4
votes

Currently streaming Change Data Capture events from MongoDB into snowflake, would like to apply them to the raw data that is already there.

Let's say I have a table like this:

+---------------------+-----------------+-----------+
|         key         |      value      | document  |
+---------------------+-----------------+-----------+
| foo.bar             | "changed value" | <variant> |
| foo.stuff.anArray.1 | 1000            | <variant> |
| ...                 | ...             | ...       |
+---------------------+-----------------+-----------+

Where variant contains a very heavily nested JSON ex:

{
    "foo": {
        "bar": "Some info",
        "baz": "Other info",
        "stuff": {
            "anArray": [1, 2, 3],
            "things": "More nested info"
        }
    }
}

I would like to use OBJECT_DELETE and OBJECT_INSERT functions to update this nested variant data in snowflake.

Tried making a js UDF but eval() is not supported.

Other approaches like writing a UDF that does key.split(".") and then recursively walking the structure and updating the field seem to take a long time and fail with JavaScript out of memory error: UDF thread memory limit exceeded in some cases.

Looking for a bit more efficient way to solve this issue.

2
Can you be more specific/examples on how the object would be updated (in terms of data)?Felipe Hoffa
@FelipeHoffa Sure, the key mentioned in the table is the path in json. In the first row "foo.bar" would update the "Some info" value in the json to "changed value" and in the second row the expected values in "anArray" would be [1, 1000, 3]. I the Idea was for it to function the same as OBJECT_INSERT but with the ability to go deeper into json.ElvisElvis
do you mean, can someone write snowflake SQL to handling this: docs.mongodb.com/manual/reference/change-events/…Simeon Pilgrim
I really want to help with this - I'm just having trouble understanding exactly what you want.Felipe Hoffa
@SimeonPilgrim Yes indeed the idea is to apply the changes coming in the change stream to data already in the warehouse. The variant is the existing data and the key, value is the parsed information coming from mongodb CDC.ElvisElvis

2 Answers

1
votes

I've faced a similar problem and used a generic UDF to solve it. Here is an example of a UDF implementation that will solve what you need:

create or replace function edit_nested_entity("variant_object" variant, "path" string, "value" string)
returns variant
language javascript
as
$$
// https://stackguides.com/questions/6491463/accessing-nested-javascript-objects-and-arrays-by-string-path?page=1&tab=votes#tab-top
    Object.byString = function(o, s) {
        s = s.replace(/\[(\w+)\]/g, '.$1'); // convert indexes to properties
        s = s.replace(/^\./, '');           // strip a leading dot
        var a = s.split('.');
        for (var i = 0, n = a.length; i < n; ++i) {
            var k = a[i];
            if (k in o) {
                o = o[k];
            } else {
                return;
            }
        }
        return o;
   }
   // get the entity base
   nested_entity = Object.byString(variant_object, path)
   // update the value
   nested_entity = value
   return variant_object;
$$;

And now you'll need to run the following SQL command to achieve what you need:

UPDATE t1
SET document = edit_nested_entity(document, key, value) 

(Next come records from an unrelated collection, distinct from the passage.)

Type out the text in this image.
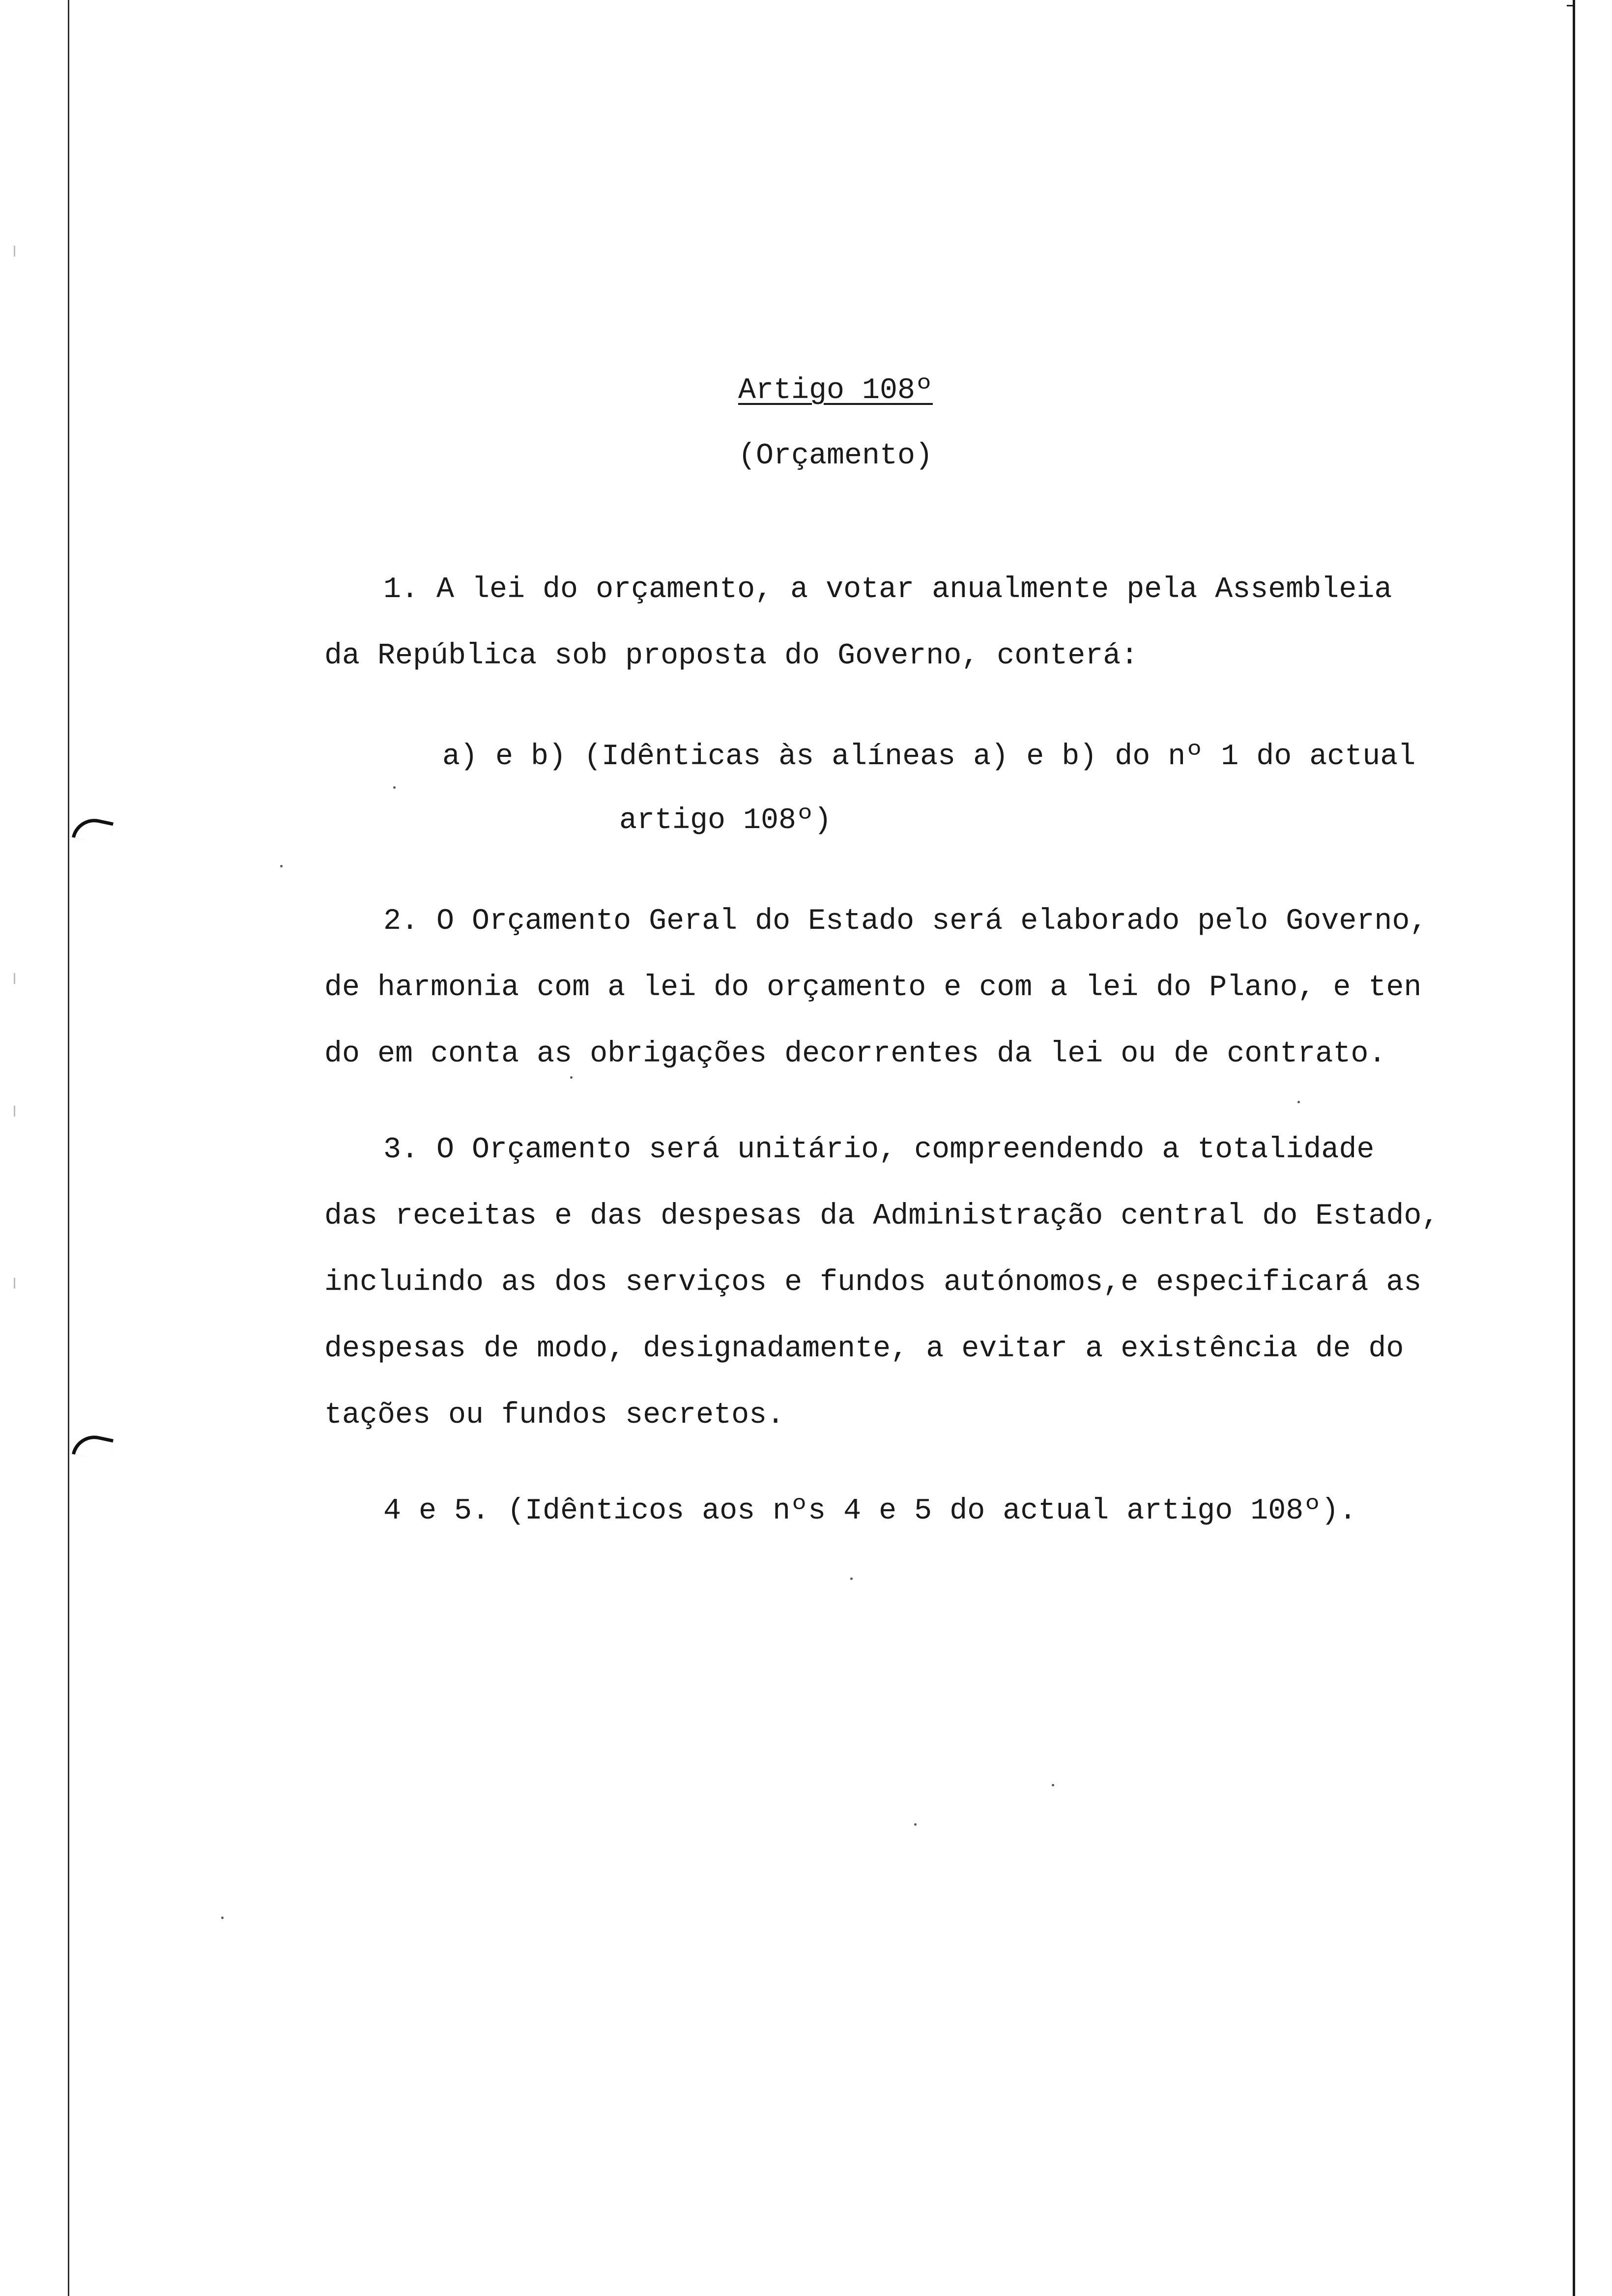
Artigo 108º
(Orçamento)

1. A lei do orçamento, a votar anualmente pela Assembleia

da República sob proposta do Governo, conterá:

a) e b) (Idênticas às alíneas a) e b) do nº 1 do actual

artigo 108º)

2. O Orçamento Geral do Estado será elaborado pelo Governo,

de harmonia com a lei do orçamento e com a lei do Plano, e ten

do em conta as obrigações decorrentes da lei ou de contrato.

3. O Orçamento será unitário, compreendendo a totalidade

das receitas e das despesas da Administração central do Estado,

incluindo as dos serviços e fundos autónomos,e especificará as

despesas de modo, designadamente, a evitar a existência de do

tações ou fundos secretos.

4 e 5. (Idênticos aos nºs 4 e 5 do actual artigo 108º).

You'll maybe do some fine-tuning for this UDF to be more generic (or to use different UDF for different data types), but this will work.

0
votes

There is a way using OBJECT_INSERT but it's not pretty. Unfortunately I don't see a way to specify a nested key in a single OBJECT_INSERT. So:

create or replace table test2 (document variant);
insert into test2 select object_construct('foo',object_construct('bar','Some info', 'baz', 'Other info','stuff', object_construct('anArray', array_construct(1, 2, 3), 'things', 'More nested info')));
select * from test2;

I get:

{
      "foo": {
                "bar": "Some info",
                "baz": "Other info",
                "stuff": {
                          "anArray": [1,2,3],
                          "things": "More nested info"
                }
      }

}

Now, I want to update foo.bar with "Changed info" so I can do (remember to set the flag to TRUE so you get an update rather than insert):

update test2 set document = OBJECT_INSERT(document, 'foo', OBJECT_INSERT(document:foo::VARIANT, 'bar', 'Changed value', TRUE), TRUE) WHERE document:foo.bar::VARCHAR = 'Some info';

I get back:

{
          "foo": {
                    "bar": "Changed value",
                    "baz": "Other info",
                    "stuff": {
                              "anArray": [1,2,3],
                              "things": "More nested info"
                    }
          }
}

You can also use Javascript UDF as mentioned here.